BioNTech’s chief executive said the vaccine his company supplies in partnership with Pfizer will likely offer strong protection from severe illness in variant cases.
But Moderna Inc’s CEO told the Financial Times that COVID-19 shots are unlikely to be as effective against the new variant as they have been previously.
Moderna shares fell 4.4% while Regeneron Pharmaceuticals Inc lost 2.7% after it said its COVID-19 antibody treatment and other similar drugs could be less effective against Omicron.
Travel and leisure stocks slumped, with the S&P 1500 Hotels, Restaurant and Leisure indexes fell more than 2% while the S&P 1500 Airlines index lost 0.6%.
The small-cap Russell 2000 index fell 1.9%.
The virus uncertainty has triggered fresh alarm at a time when supply chain logjams are weighing on economic recovery and central banks globally are contemplating a return to pre-pandemic monetary policy to tackle a surge in inflation.

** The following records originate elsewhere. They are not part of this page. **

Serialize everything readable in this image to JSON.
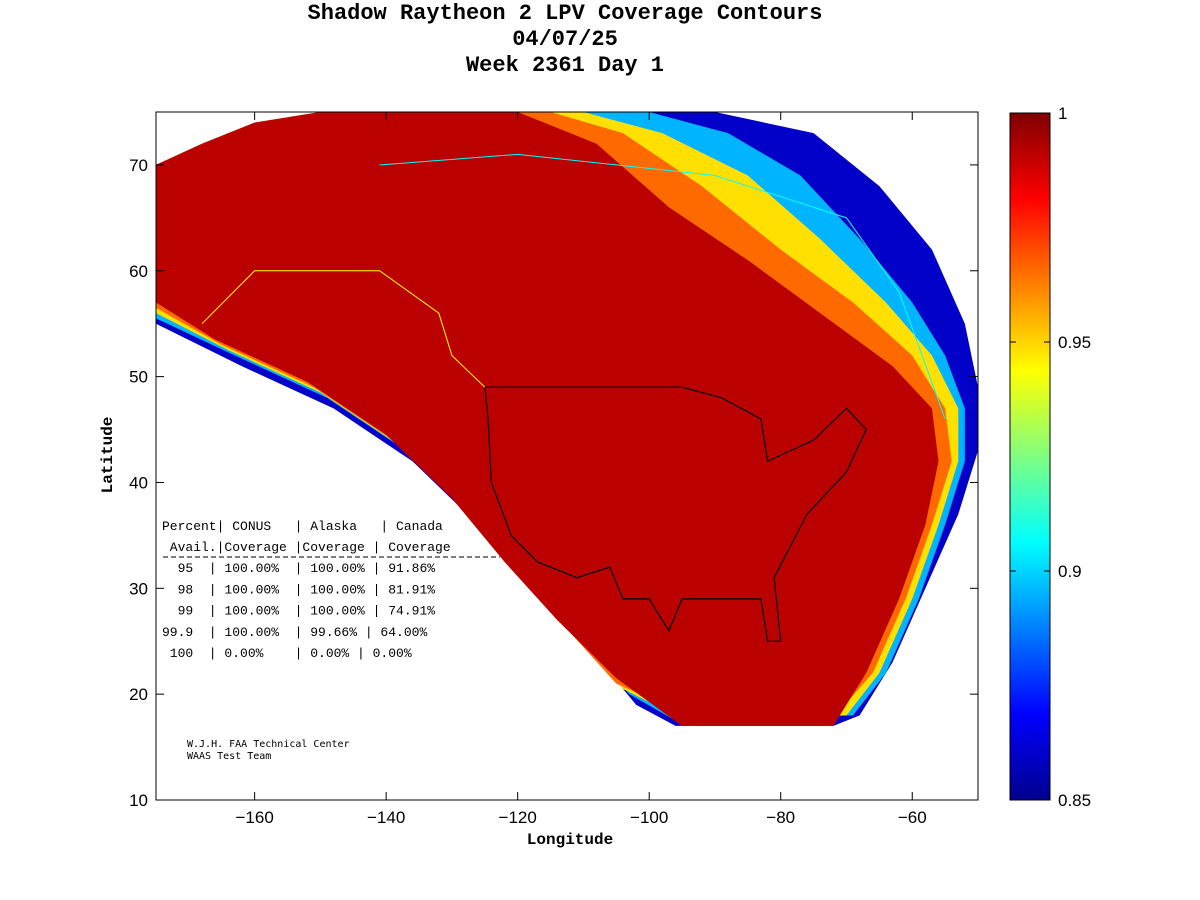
{
  "chart_data": {
    "type": "heatmap",
    "title": [
      "Shadow Raytheon 2 LPV Coverage Contours",
      "04/07/25",
      "Week 2361 Day 1"
    ],
    "xlabel": "Longitude",
    "ylabel": "Latitude",
    "xlim": [
      -175,
      -50
    ],
    "ylim": [
      10,
      75
    ],
    "xticks": [
      -160,
      -140,
      -120,
      -100,
      -80,
      -60
    ],
    "yticks": [
      10,
      20,
      30,
      40,
      50,
      60,
      70
    ],
    "colorbar": {
      "range": [
        0.85,
        1
      ],
      "ticks": [
        "1",
        "0.95",
        "0.9",
        "0.85"
      ],
      "tick_values": [
        1,
        0.95,
        0.9,
        0.85
      ],
      "colormap": "jet"
    },
    "coverage_table": {
      "header1": [
        "Percent",
        "CONUS",
        "Alaska",
        "Canada"
      ],
      "header2": [
        "Avail.",
        "Coverage",
        "Coverage",
        "Coverage"
      ],
      "rows": [
        [
          "95",
          "100.00%",
          "100.00%",
          "91.86%"
        ],
        [
          "98",
          "100.00%",
          "100.00%",
          "81.91%"
        ],
        [
          "99",
          "100.00%",
          "100.00%",
          "74.91%"
        ],
        [
          "99.9",
          "100.00%",
          "99.66%",
          "64.00%"
        ],
        [
          "100",
          "0.00%",
          "0.00%",
          "0.00%"
        ]
      ]
    },
    "credit": [
      "W.J.H. FAA Technical Center",
      "WAAS Test Team"
    ]
  }
}
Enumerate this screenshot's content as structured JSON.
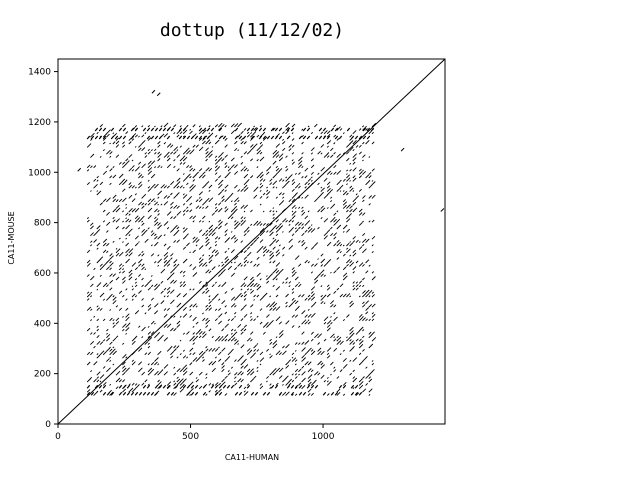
{
  "chart_data": {
    "type": "scatter",
    "title": "dottup (11/12/02)",
    "xlabel": "CA11-HUMAN",
    "ylabel": "CA11-MOUSE",
    "xlim": [
      0,
      1460
    ],
    "ylim": [
      0,
      1450
    ],
    "x_ticks": [
      0,
      500,
      1000
    ],
    "x_tick_labels": [
      "0",
      "500",
      "1000"
    ],
    "y_ticks": [
      0,
      200,
      400,
      600,
      800,
      1000,
      1200,
      1400
    ],
    "y_tick_labels": [
      "0",
      "200",
      "400",
      "600",
      "800",
      "1000",
      "1200",
      "1400"
    ],
    "grid": false,
    "legend": "none",
    "series": [
      {
        "kind": "main-diagonal",
        "points": [
          [
            0,
            0
          ],
          [
            1460,
            1450
          ]
        ]
      },
      {
        "kind": "repeat-block",
        "x_range": [
          110,
          1190
        ],
        "y_range": [
          110,
          1180
        ]
      },
      {
        "kind": "isolated-matches",
        "points": [
          [
            360,
            1320
          ],
          [
            380,
            1310
          ],
          [
            1300,
            1090
          ],
          [
            1450,
            850
          ],
          [
            80,
            1010
          ]
        ]
      }
    ],
    "colors": {
      "background": "#ffffff",
      "ink": "#000000"
    }
  }
}
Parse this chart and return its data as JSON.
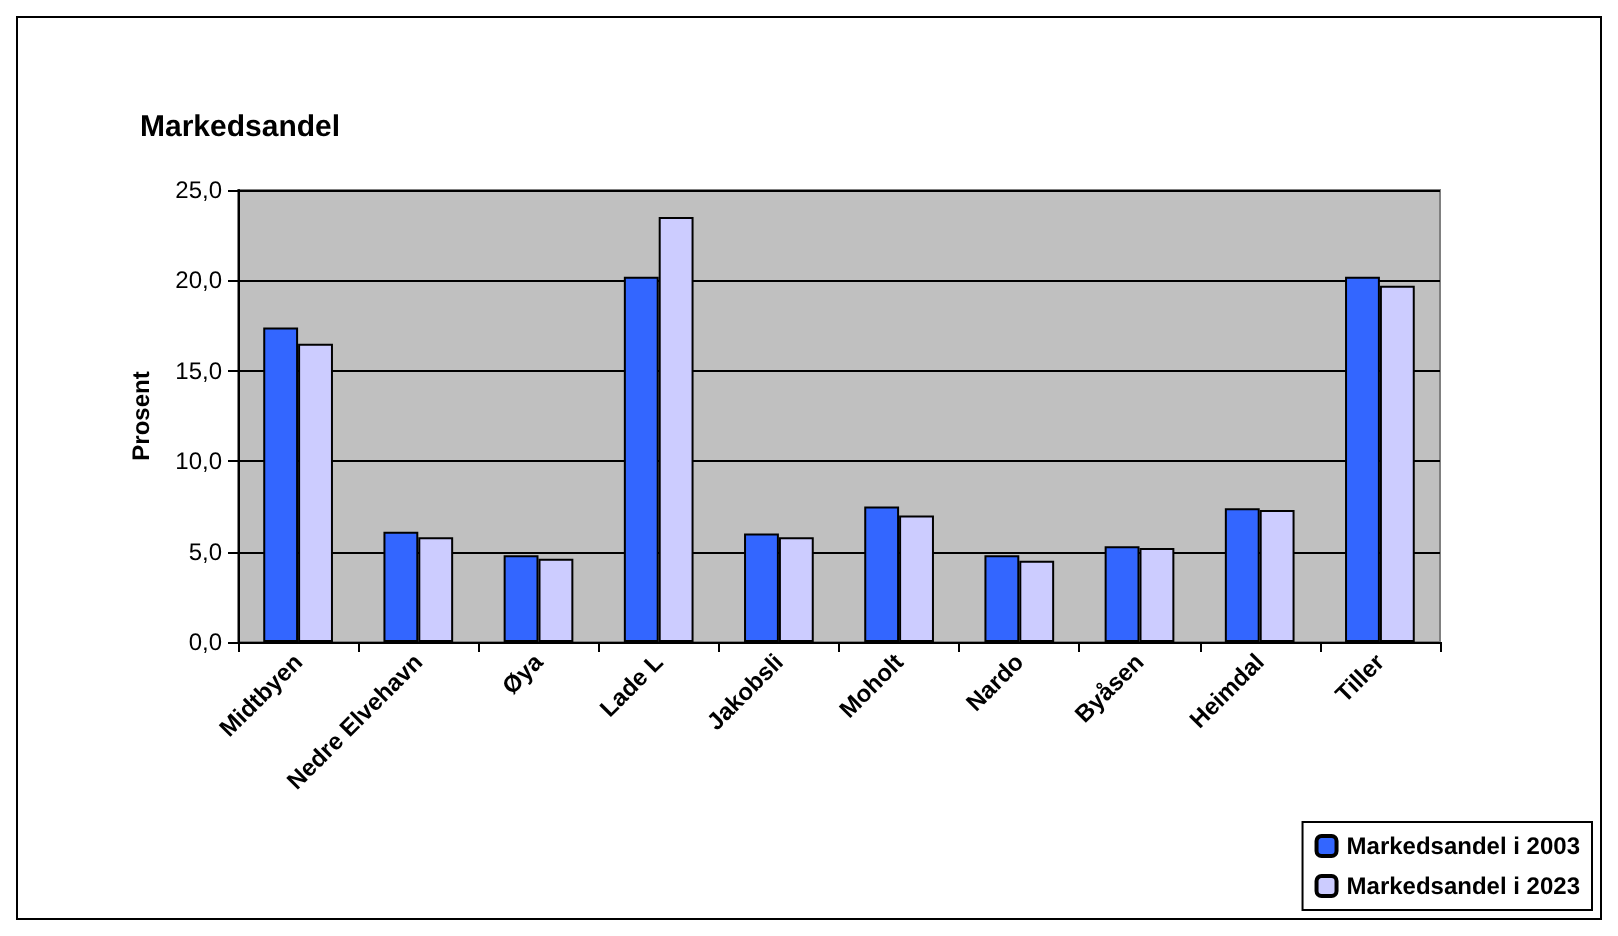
{
  "chart_data": {
    "type": "bar",
    "title": "Markedsandel",
    "ylabel": "Prosent",
    "categories": [
      "Midtbyen",
      "Nedre Elvehavn",
      "Øya",
      "Lade L",
      "Jakobsli",
      "Moholt",
      "Nardo",
      "Byåsen",
      "Heimdal",
      "Tiller"
    ],
    "series": [
      {
        "name": "Markedsandel i 2003",
        "color": "#3366ff",
        "values": [
          17.4,
          6.1,
          4.8,
          20.2,
          6.0,
          7.5,
          4.8,
          5.3,
          7.4,
          20.2
        ]
      },
      {
        "name": "Markedsandel i 2023",
        "color": "#ccccff",
        "values": [
          16.5,
          5.8,
          4.6,
          23.5,
          5.8,
          7.0,
          4.5,
          5.2,
          7.3,
          19.7
        ]
      }
    ],
    "ylim": [
      0,
      25
    ],
    "yticks": [
      {
        "value": 0,
        "label": "0,0"
      },
      {
        "value": 5,
        "label": "5,0"
      },
      {
        "value": 10,
        "label": "10,0"
      },
      {
        "value": 15,
        "label": "15,0"
      },
      {
        "value": 20,
        "label": "20,0"
      },
      {
        "value": 25,
        "label": "25,0"
      }
    ],
    "grid": "y",
    "legend": "bottom right"
  }
}
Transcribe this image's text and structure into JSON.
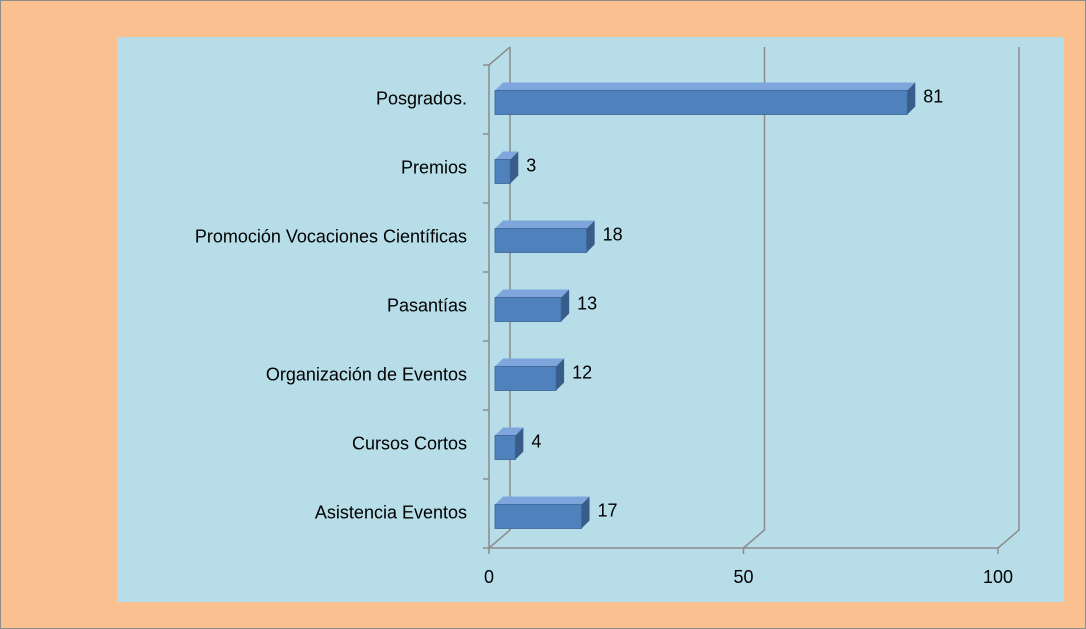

Meanwhile, data showed U.S. consumer confidence slipped in November amid concerns about the rising cost of living and relentless COVID-19 pandemic.
Declining issues outnumbered advancing ones on the NYSE by a 3.82-to-1 ratio; on Nasdaq, a 2.40-to-1 ratio favored decliners.
The S&P 500 posted seven new 52-week highs and 45 new lows; the Nasdaq Composite recorded 28 new highs and 572 new lows.
Tuesday registered the highest volume trading session for U.S. exchanges since June with 16.13 billion shares changing hands, compared with the 11.12 billion moving average for the last 20 sessions.